Perhaps more importantly, Ukraine’s score fell by two points in 2019, marking the first year that its score has declined since the Revolution of Dignity. The figure below, taken from Transparency International’s new report, illustrates Ukraine scores during the last eight years. As the figure demonstrates, the pattern of modest gains has stalled in 2019.
Ukraine’s CPI score is based on nine different sources and saw modest gains and declines in several of those metrics, which together create a composite score. However, a large loss was observed in the Global Insight Country Risk Ratings, measuring whether individuals and businesses are likely to encounter bribery or corruption practices in their economic activity.
While Ukraine continues to exhibit relatively stronger growth in other popular indices measuring corruption and democracy—such as the World Bank’s Doing Business Index and The Economist’s 2019 Democracy Index—the decline in the CPI score also appears to reflect issues with the implementation of new policies, as well as the progress (or lack thereof) of reforms in new anti-corruption agencies.
For example, the CPI’s 2019 report called on the Specialized Anti-Corruption Prosecutor’s Office to restore its credibility and leadership, it recommended greater independence for the National Anti-Corruption Bureau of Ukraine, noted the need for implementation of reforms at the National Agency on Corruption Prevention, and recommended stripping the Security Service of Ukraine and National Police of the power to fight economic crime. During the last two years, the CPI notes that authorities “hardly listen to the advice of the civil society and international partners… [and] sometimes actively obstructed the required changes.”
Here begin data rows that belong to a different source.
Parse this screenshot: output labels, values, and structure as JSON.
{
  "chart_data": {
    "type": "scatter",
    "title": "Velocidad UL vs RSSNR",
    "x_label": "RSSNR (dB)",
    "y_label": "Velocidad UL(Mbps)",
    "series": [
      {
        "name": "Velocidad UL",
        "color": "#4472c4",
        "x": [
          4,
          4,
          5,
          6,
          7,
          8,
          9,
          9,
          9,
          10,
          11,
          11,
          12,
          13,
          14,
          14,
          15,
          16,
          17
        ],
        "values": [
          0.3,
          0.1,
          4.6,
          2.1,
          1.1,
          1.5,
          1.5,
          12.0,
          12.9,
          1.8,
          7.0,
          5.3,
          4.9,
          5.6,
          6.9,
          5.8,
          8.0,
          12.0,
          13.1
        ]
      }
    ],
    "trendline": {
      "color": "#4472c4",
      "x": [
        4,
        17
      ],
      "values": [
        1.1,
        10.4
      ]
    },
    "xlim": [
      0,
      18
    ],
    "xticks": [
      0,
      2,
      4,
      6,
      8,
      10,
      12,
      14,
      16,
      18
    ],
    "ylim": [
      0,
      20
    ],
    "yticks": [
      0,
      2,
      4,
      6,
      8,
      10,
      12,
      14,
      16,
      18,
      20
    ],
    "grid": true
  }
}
Ukrainians frustration with the public sector is not isolated within the business community. USAID/ENGAGE’s Civic Engagement Poll has shown that a majority of citizens have named corruption as a significant issue during the last three years (see figure below). Transparency International’s new report notes that such frustration fuels a growing lack of trust in government that erodes public confidence in political leaders, elected officials, and democratic processes. While a lack of trust most certainly damages Ukraine’s economic and commercial environment, it also has damaging effects for the citizenry and efforts to engage in reform.
To fight corruption and prevent democratic backsliding in Ukraine, Transparency International stresses the need for an independent and professional judiciary and the removal of corrupt judges from high and low-level courts. The CPI report also cited the troubles surrounding the High Qualification Commission of Judges and High Council of Justice. USAID/ENGAGE partners have examined these bodies in recent months as new draft laws threaten their impartiality and independence by excluding international experts from the Commission’s appointment processes.
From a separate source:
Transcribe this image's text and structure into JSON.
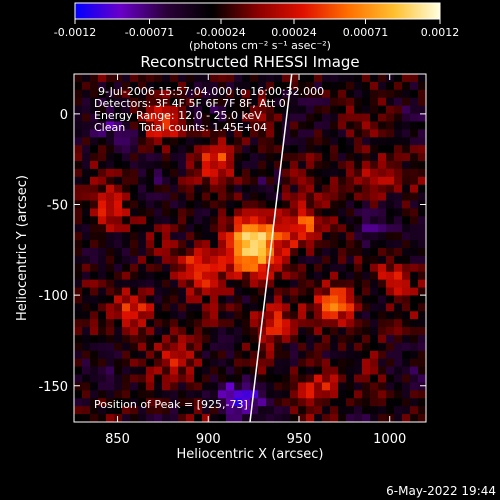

Having monitored those issues and the progress of judicial and justice-sector reforms, experts from the Centre for Legal and Policy Reform are unsurprised by the new CPI score. According to the Centre, anti-corruption reform has considerably slowed during the last year due to: stalled implementation in anti-corruption policy; a need to restart judicial and law enforcement systems; the lack of large scale privatization; poor transparency from the President of Ukraine, the Verkhovna Rada of Ukraine, its committees and deputies; a missing legal framework for state control over public information; and, loose control over the financing of political parties. The latter point aligns closely with the CPI’s larger thematic findings—“countries with stronger enforcement of campaign finance regulations have lower levels of corruption.”